Kanaori and his coworkers conducted very detailed SEM (scanning electron microscope) observations on quartz or quartz-rich clasts in fault gouge, collected from more than ten mostly-active faults (e.g., Kanaori et al., 1980, Eng. Geol.). They demonstrated that characteristic surface textures, completely different from those of fresh fracture surfaces, developed on clasts primarily due to dissolution of surface materials. They pointed out that those textures were similar to the surface textures of quartz grains in sediments that had been reported in many publications (note that fault-zone clasts and clastic sediments were exposed to underground water in geological time scale). They classified the surface textures of quartz clasts into 8 types and 4 groups, and proposed a sequence of changes in surface textures with time. The primary target of the work by Kanaori and others was to make rough estimate of timing of fault motion from the surface textures. However, this was not easy and their pioneering work did not progress further.

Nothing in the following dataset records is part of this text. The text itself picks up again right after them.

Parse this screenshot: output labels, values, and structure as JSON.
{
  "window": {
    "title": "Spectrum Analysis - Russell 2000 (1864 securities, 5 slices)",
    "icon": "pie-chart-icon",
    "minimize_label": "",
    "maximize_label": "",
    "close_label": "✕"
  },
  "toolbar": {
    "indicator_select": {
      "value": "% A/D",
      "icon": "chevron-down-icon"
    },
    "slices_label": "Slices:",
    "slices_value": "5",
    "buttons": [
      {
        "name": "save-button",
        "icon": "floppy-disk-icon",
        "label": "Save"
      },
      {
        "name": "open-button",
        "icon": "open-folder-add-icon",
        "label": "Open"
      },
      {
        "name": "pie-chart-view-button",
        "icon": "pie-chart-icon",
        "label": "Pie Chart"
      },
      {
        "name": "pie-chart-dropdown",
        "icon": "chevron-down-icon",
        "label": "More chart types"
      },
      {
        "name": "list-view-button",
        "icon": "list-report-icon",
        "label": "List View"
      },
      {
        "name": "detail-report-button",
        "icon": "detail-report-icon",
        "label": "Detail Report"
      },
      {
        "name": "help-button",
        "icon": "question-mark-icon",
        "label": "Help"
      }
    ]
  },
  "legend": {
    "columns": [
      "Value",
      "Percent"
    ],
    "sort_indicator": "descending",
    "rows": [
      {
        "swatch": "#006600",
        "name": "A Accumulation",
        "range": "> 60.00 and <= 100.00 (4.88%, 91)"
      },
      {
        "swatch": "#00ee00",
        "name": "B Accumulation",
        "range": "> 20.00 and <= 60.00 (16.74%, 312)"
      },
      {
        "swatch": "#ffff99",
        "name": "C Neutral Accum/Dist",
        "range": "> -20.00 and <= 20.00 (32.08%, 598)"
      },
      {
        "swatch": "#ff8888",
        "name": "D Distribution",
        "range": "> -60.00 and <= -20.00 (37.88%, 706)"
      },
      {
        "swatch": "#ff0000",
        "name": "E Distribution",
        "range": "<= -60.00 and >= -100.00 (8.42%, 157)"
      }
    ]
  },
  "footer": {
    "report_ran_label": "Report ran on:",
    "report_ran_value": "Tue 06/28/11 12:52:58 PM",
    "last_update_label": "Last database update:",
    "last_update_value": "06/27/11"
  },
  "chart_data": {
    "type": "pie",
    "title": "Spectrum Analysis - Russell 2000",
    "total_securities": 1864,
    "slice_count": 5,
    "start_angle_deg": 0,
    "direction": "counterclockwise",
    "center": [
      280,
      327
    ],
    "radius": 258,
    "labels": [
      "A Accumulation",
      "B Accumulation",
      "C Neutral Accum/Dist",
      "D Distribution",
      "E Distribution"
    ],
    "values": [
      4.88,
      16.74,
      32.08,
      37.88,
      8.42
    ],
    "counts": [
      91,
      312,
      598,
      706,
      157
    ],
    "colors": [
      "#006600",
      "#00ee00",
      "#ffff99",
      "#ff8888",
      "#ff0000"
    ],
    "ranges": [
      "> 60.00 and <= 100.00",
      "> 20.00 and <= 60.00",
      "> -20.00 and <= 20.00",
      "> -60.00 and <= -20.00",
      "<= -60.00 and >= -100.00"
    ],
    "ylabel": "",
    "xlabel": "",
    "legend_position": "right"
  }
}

Present work was motivated from the third purpose listed above. We have not followed the classifications of Kanaori et al, but rather we have intended to study surface and cross-sectional textures of clasts, using all clasts from all parts of fault zones, with broad perspectives. We have studied so far Nojima fault and Arima-Takatsuki Tectonic Line in Japan, and Yangsan fault and Yeongdeok fault in southeast Korea (all granitic fault zones). We have recognized surface textures similar to the orange peel-like and fish scale-like textures of Kanaori and others, but we have not yet confirmed all textures that they have classified. A broken clast from clayey fault gouge in Yeongdeok fault zone exhibits quite interesting internal texture with a broken mineral (probably feldspar) in the center, mantled by thick fine-grained and still-porous fault rock that is rich in phyllosilicates. The texture clearly demonstrates that the surface textures of this clast did not form simply by dissolution of surface material, and there is a possibility that reactions between the clast and matrix formed the fault rock surrounding the clast. If this is the case, such textures may record some physical and chemical processes in fault zones (useful for the second purpose listed above), and we plan to do more detailed work on such textures. Pulverized rock is reported in a wide granitic fault zone along the Arima-Takatsuki Tectonic Line (Mitchell et al., 2011, EPSL). Distinction between clasts and matrix is not always clear in this fault rock and we could observe many fractures in minerals under a SEM. Interestingly, many of those fractures exhibit dissolution textures similar to those of fault-zone clasts and clastic sediments, and old existing fractures in rocks can be distinguished from fresh new fractures from surface textures. All of those textures will be useful in identifying faults from borehole cuttings.